I almost felt like I was cheating on my pulmonary doctor, who has always been so good to me.  But I knew that if I would have called him and said my lungs wouldn't clear, he would have prescribed more prednisone, and my body just can't do that anymore.  Just can't.

Then another strange, good thing happened.  I woke up the next day, and my lungs were even clearer than the day before.  And I am so happy to say...so, so happy to say...this has gone on every day since...and with so much gratitude and relief, I can say yesterday was the first day, in a year and a half (except for those precious three weeks in February) that I woke up not coughing.  And today was the second day that I woke up, not coughing.  I can't begin to explain the peace I am experiencing without all that noise in my head, the calm without my body jerking all over, the settling of my stomach as the coughing would upset my stomach, making it hard for me to eat...I can't begin to explain how this feels.  I can take a full breath without coughing.  I can do Ujai breath for the first time since all this started.  It feels like a miracle, and my eyes are filled with tears of gratitude for this precious gift.

When I spoke to my nurse to tell her this good news, she was so relieved.  She confided in me that she and Dr. T were very concerned about me, and very nervous before my appointment that day.  She asked me if I had any thoughts as to why things happened this way.  The only thing I can think of was, that my lungs had barely healed from the Arimidex when I had those three weeks of no coughing months ago, and then I caught those bugs...too much for my already damaged lungs to handle...it was just taking them a really long time to heal again, to recover in that extra sensitive state.  I think that really bad day may have been my lungs pushing through a final clearing.  But we'll really never know, and it really doesn't matter, because all I know is...I'm not coughing.

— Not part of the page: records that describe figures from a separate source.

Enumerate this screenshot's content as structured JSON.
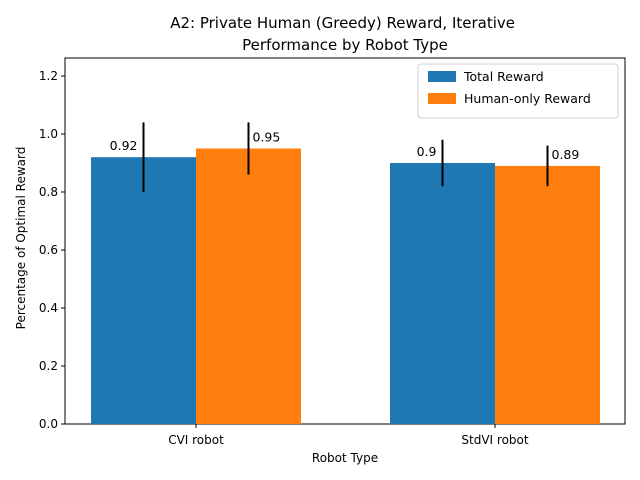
{
  "chart_data": {
    "type": "bar",
    "title": "A2: Private Human (Greedy) Reward, Iterative\nPerformance by Robot Type",
    "xlabel": "Robot Type",
    "ylabel": "Percentage of Optimal Reward",
    "ylim": [
      0,
      1.2
    ],
    "yticks": [
      "0.0",
      "0.2",
      "0.4",
      "0.6",
      "0.8",
      "1.0",
      "1.2"
    ],
    "categories": [
      "CVI robot",
      "StdVI robot"
    ],
    "series": [
      {
        "name": "Total Reward",
        "color": "#1f77b4",
        "values": [
          0.92,
          0.9
        ],
        "error": [
          0.12,
          0.08
        ],
        "labels": [
          "0.92",
          "0.9"
        ]
      },
      {
        "name": "Human-only Reward",
        "color": "#ff7f0e",
        "values": [
          0.95,
          0.89
        ],
        "error": [
          0.09,
          0.07
        ],
        "labels": [
          "0.95",
          "0.89"
        ]
      }
    ],
    "legend_position": "top-right",
    "grid": false
  }
}
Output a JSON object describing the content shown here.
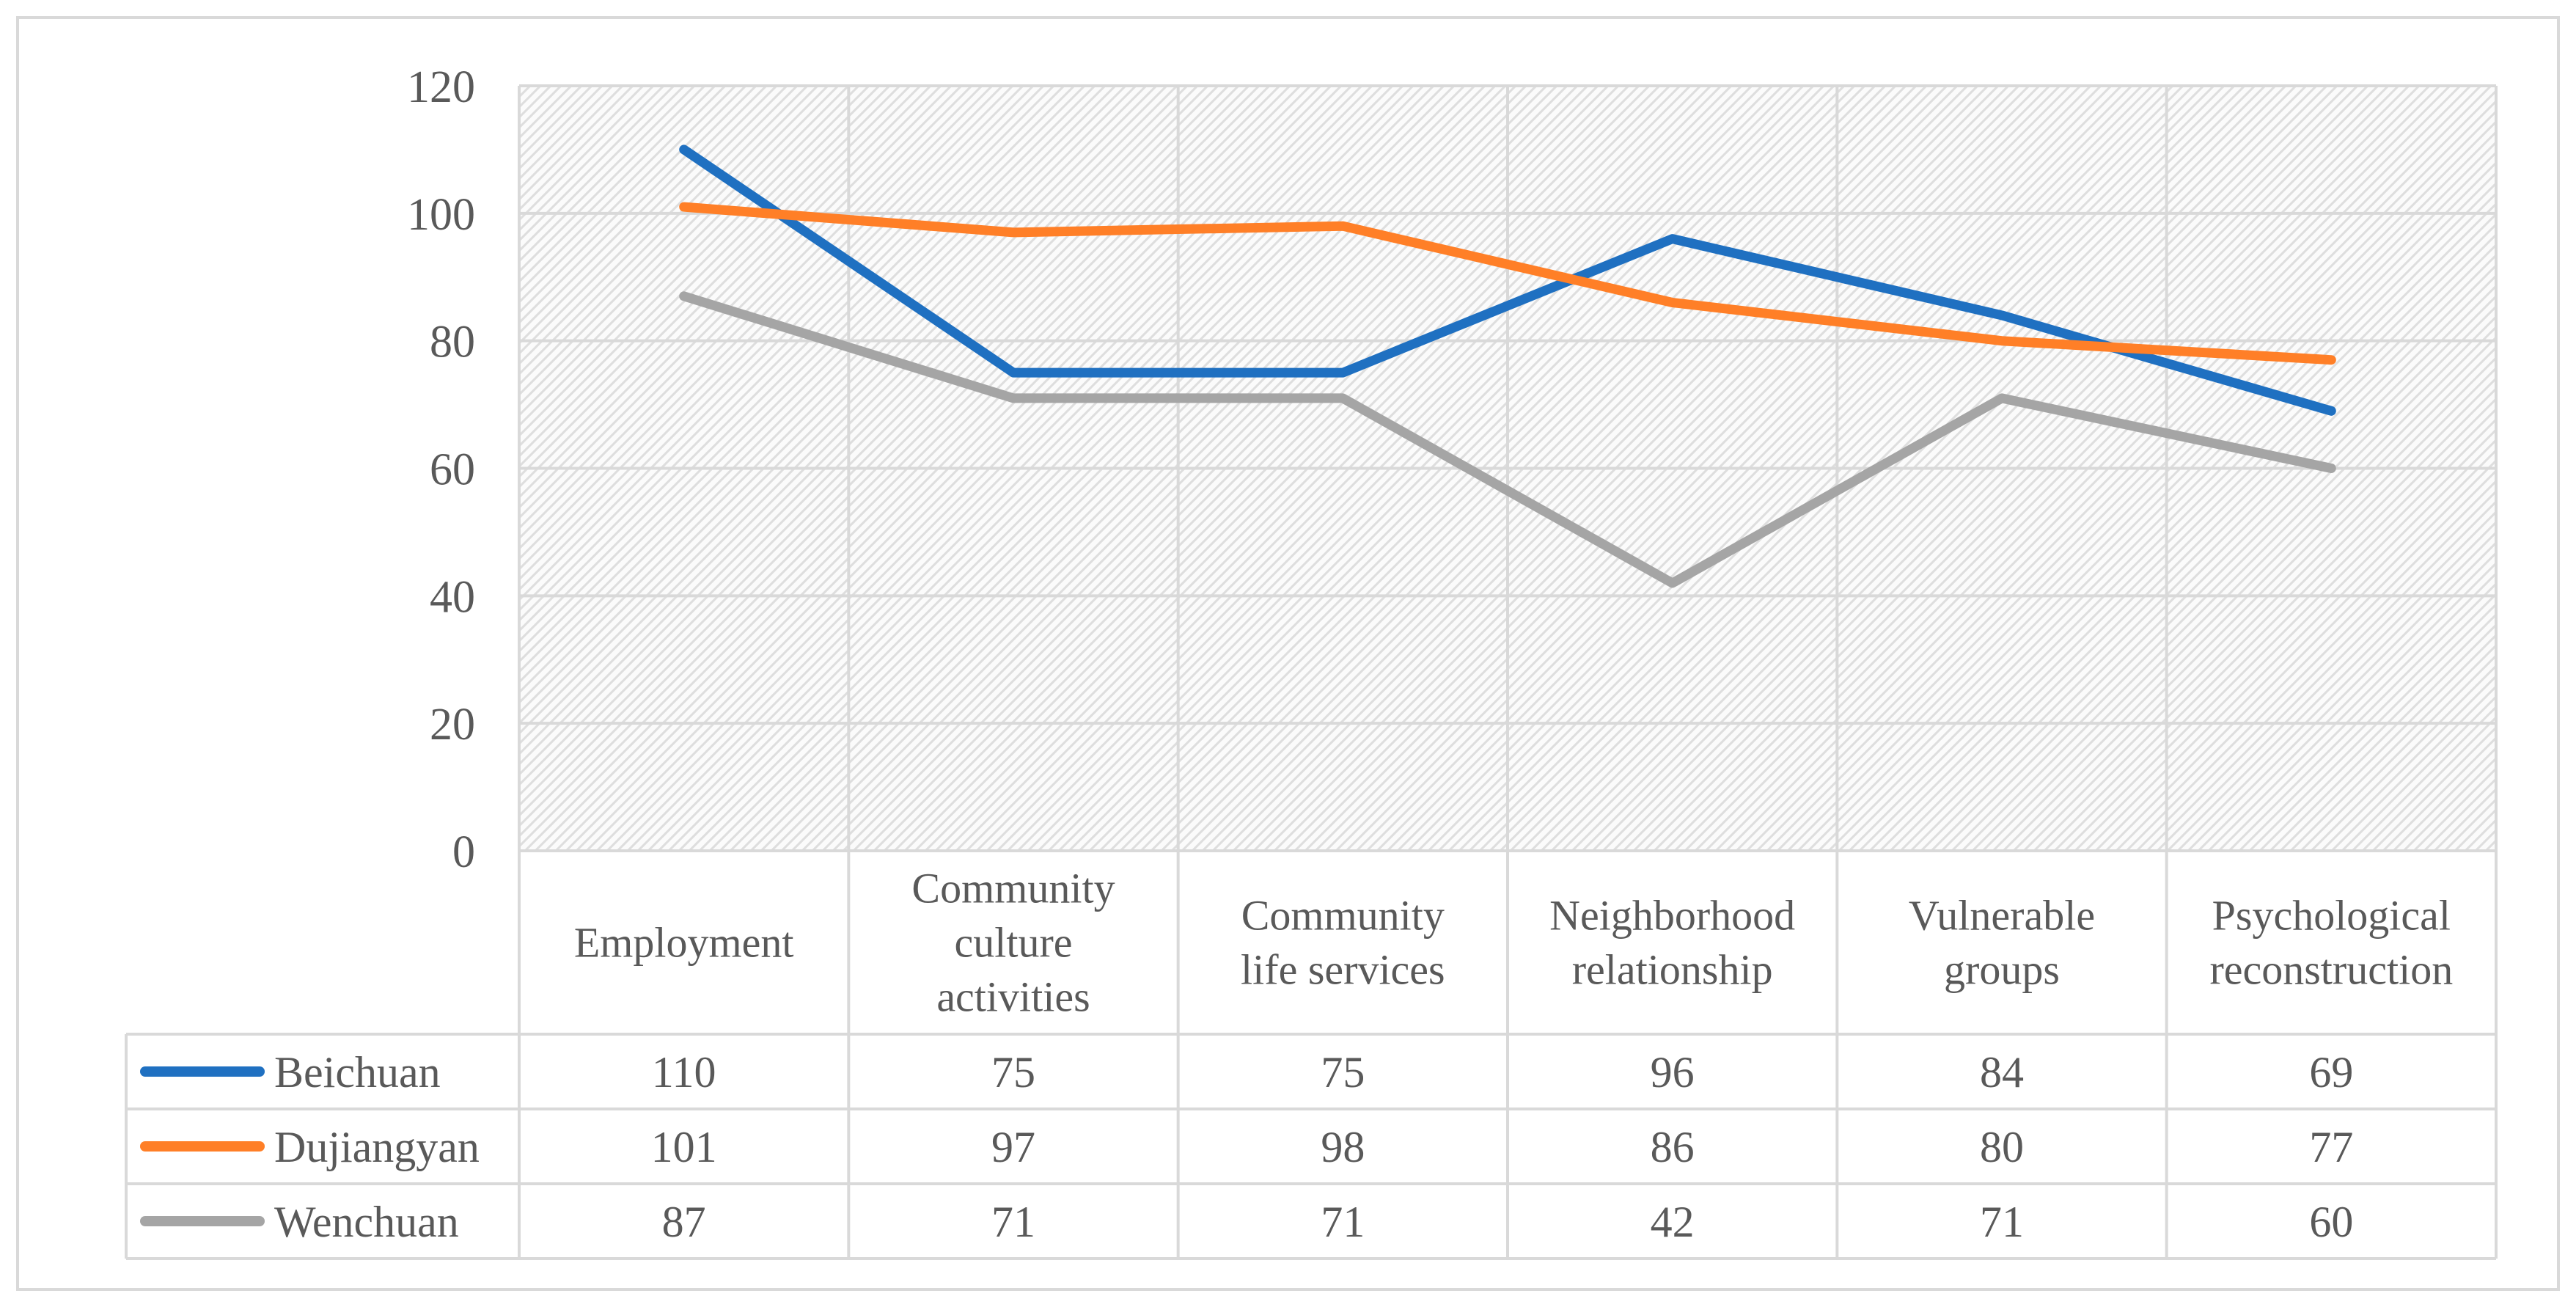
{
  "chart_data": {
    "type": "line",
    "title": "",
    "xlabel": "",
    "ylabel": "",
    "ylim": [
      0,
      120
    ],
    "yticks": [
      0,
      20,
      40,
      60,
      80,
      100,
      120
    ],
    "grid": true,
    "legend": "data-table-left",
    "categories": [
      [
        "Employment"
      ],
      [
        "Community",
        "culture",
        "activities"
      ],
      [
        "Community",
        "life services"
      ],
      [
        "Neighborhood",
        "relationship"
      ],
      [
        "Vulnerable",
        "groups"
      ],
      [
        "Psychological",
        "reconstruction"
      ]
    ],
    "series": [
      {
        "name": "Beichuan",
        "color": "#1f70c1",
        "values": [
          110,
          75,
          75,
          96,
          84,
          69
        ]
      },
      {
        "name": "Dujiangyan",
        "color": "#ff7f27",
        "values": [
          101,
          97,
          98,
          86,
          80,
          77
        ]
      },
      {
        "name": "Wenchuan",
        "color": "#a5a5a5",
        "values": [
          87,
          71,
          71,
          42,
          71,
          60
        ]
      }
    ]
  }
}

So, even though I am very weak (all my body wants to do is sleep, it's been working so hard to heal), and I know it's going to take a long, long time and lots and lots of hard work to get my strength back...I see amazing possibilites in my future...being on my yoga mat, getting to class, making malas, traveling to see my family and my Guru...and I want to thank all of you for your love and support through all this, coming from all over the country and as far away as Australia (God bless you Lesley), you made the darkest days brighter and my heart swell with the love and healing light being sent my way.  And other beautiful, powerful energies that have been surrounding me.  Namaste, Jai Bhagwan, many, many blessings...and lots and lots of love to all of you.  My lungs are clear, I am not coughing, and I can really, really, breathe.